The effect of pH on enzyme stability was carried at various pH buffers from pH 4.0–10.5. The enzyme (2 mg mL−1) was incubated for 24 h at 4°C in different buffers containing 1 mM PLP: sodium acetate (pH 4.0–6.0), sodium phosphate (pH 6.0–8.0), Tris-HCl (pH 7.0–9.0), and sodium carbonate/bicarbonate (pH 9.2–10.0). The residual activity was assayed from the biotransformations as described above.
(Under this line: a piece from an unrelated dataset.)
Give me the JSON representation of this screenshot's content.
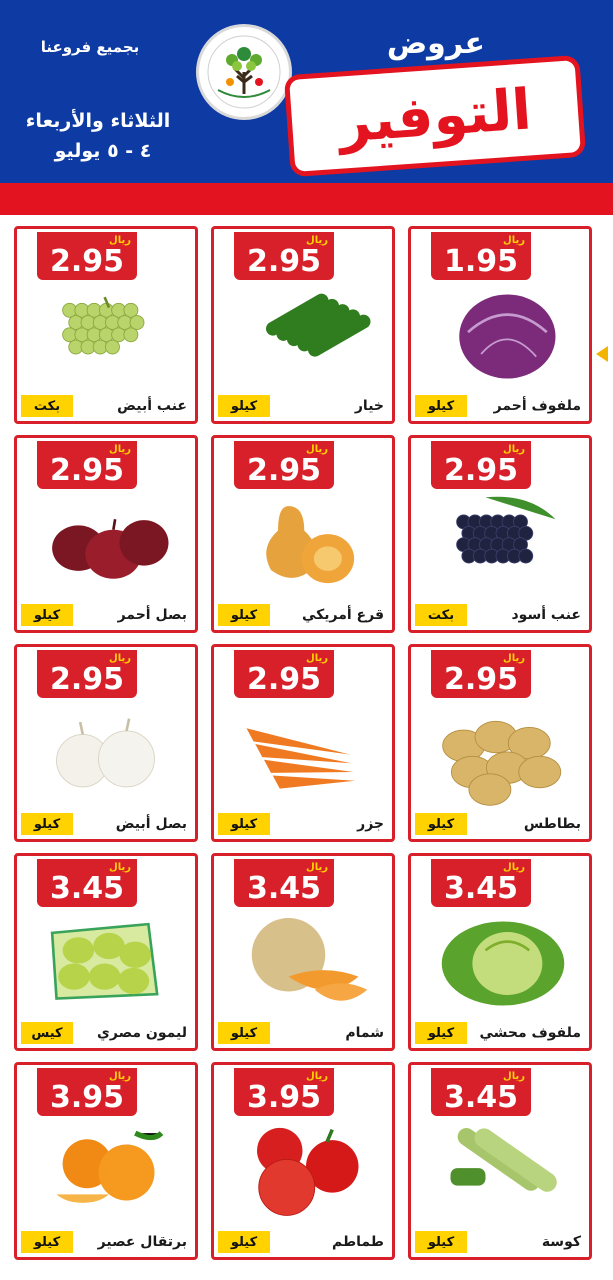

The effect of solvent stability was performed using a variety of different co-solvents (DMSO, MeOH, MeCN, DMF, and THF) at different solvent concentrations % (v/v) using 5 mM of 1a, and 2 mg mL−1 of purified Pp-SpuC, 1 mM PLP, and 250 mM isopropylamine at pH 9.0.

Conversions were calculated by HPLC analysis on an Agilent 1,100 Series system equipped with a quaternary pump, a HiChrom ACE 5 C18-AR column (15cm × 4.6 mm), a diode UV array detector and an Agilent LC/MSD SL LCMS System. Separation conditions: 1 mL min−1 flowrate, mobile phases: H2O + 0.1% v/v TFA, MeOH + 0.1% v/v TFA. Gradient: 95:5 for 4 min, to 0:100 over 25 min. Temperature: 30°C. Detection wavelength: 210 nm. Injection volume: 10 μL. Compounds were ionized using API-electrospray technique and detected in positive mode on the LCMS System. Drying gas temperature 250°C at 12 L min−1, and nebulizer pressure at 25 psig. All products, unless otherwise specified, were identified by their [M+H]+ signal and confirmed via chemical standards.
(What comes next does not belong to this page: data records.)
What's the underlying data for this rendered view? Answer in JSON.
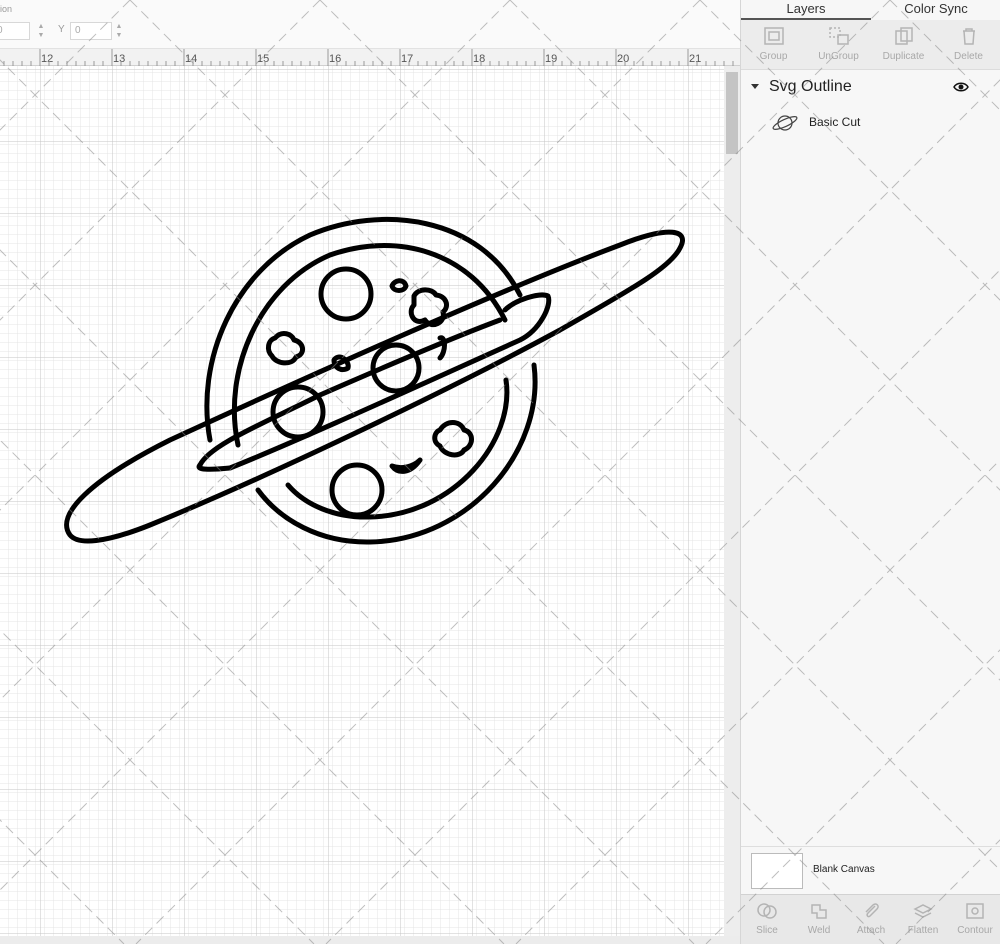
{
  "properties": {
    "label": "ion",
    "w_value": "0",
    "y_axis": "Y",
    "y_value": "0"
  },
  "ruler": {
    "ticks": [
      "12",
      "13",
      "14",
      "15",
      "16",
      "17",
      "18",
      "19",
      "20",
      "21"
    ]
  },
  "panel": {
    "tabs": [
      {
        "label": "Layers"
      },
      {
        "label": "Color Sync"
      }
    ],
    "toolbar": [
      {
        "label": "Group",
        "icon": "group-icon"
      },
      {
        "label": "UnGroup",
        "icon": "ungroup-icon"
      },
      {
        "label": "Duplicate",
        "icon": "duplicate-icon"
      },
      {
        "label": "Delete",
        "icon": "delete-icon"
      }
    ],
    "layer_group": {
      "title": "Svg Outline",
      "visibility_icon": "eye-icon"
    },
    "layer_item": {
      "name": "Basic Cut",
      "thumb_icon": "planet-thumbnail-icon"
    },
    "blank_canvas": {
      "label": "Blank Canvas"
    },
    "bottom_tools": [
      {
        "label": "Slice",
        "icon": "slice-icon"
      },
      {
        "label": "Weld",
        "icon": "weld-icon"
      },
      {
        "label": "Attach",
        "icon": "attach-icon"
      },
      {
        "label": "Flatten",
        "icon": "flatten-icon"
      },
      {
        "label": "Contour",
        "icon": "contour-icon"
      }
    ]
  },
  "colors": {
    "grid_minor": "#e4e4e4",
    "grid_major": "#c6c6c6",
    "outline": "#000000",
    "panel_bg": "#f7f7f7"
  }
}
Crystallization and Structure Determination

C-terminal His-tagged Pp-SpuC purified by affinity chromatography as described above was exchanged to 20 mM HEPES buffer pH 7.5 and submitted to an additional step of ion-exchange purification on a ResourceQ column (6 mL, GE healthcare), to further purify the protein for crystallogenesis. Pp-SpuC was loaded on the column in 20 mM HEPES pH 7.5 buffer and elution was performed with a linear gradient (25 column volumes) of NaCl in buffer. All the fractions were analyzed by SDS-PAGE. Fractions containing Pp-SpuC were pooled and concentrated in a Vivaspin™ filter spin membrane columns (10,000 MWCO).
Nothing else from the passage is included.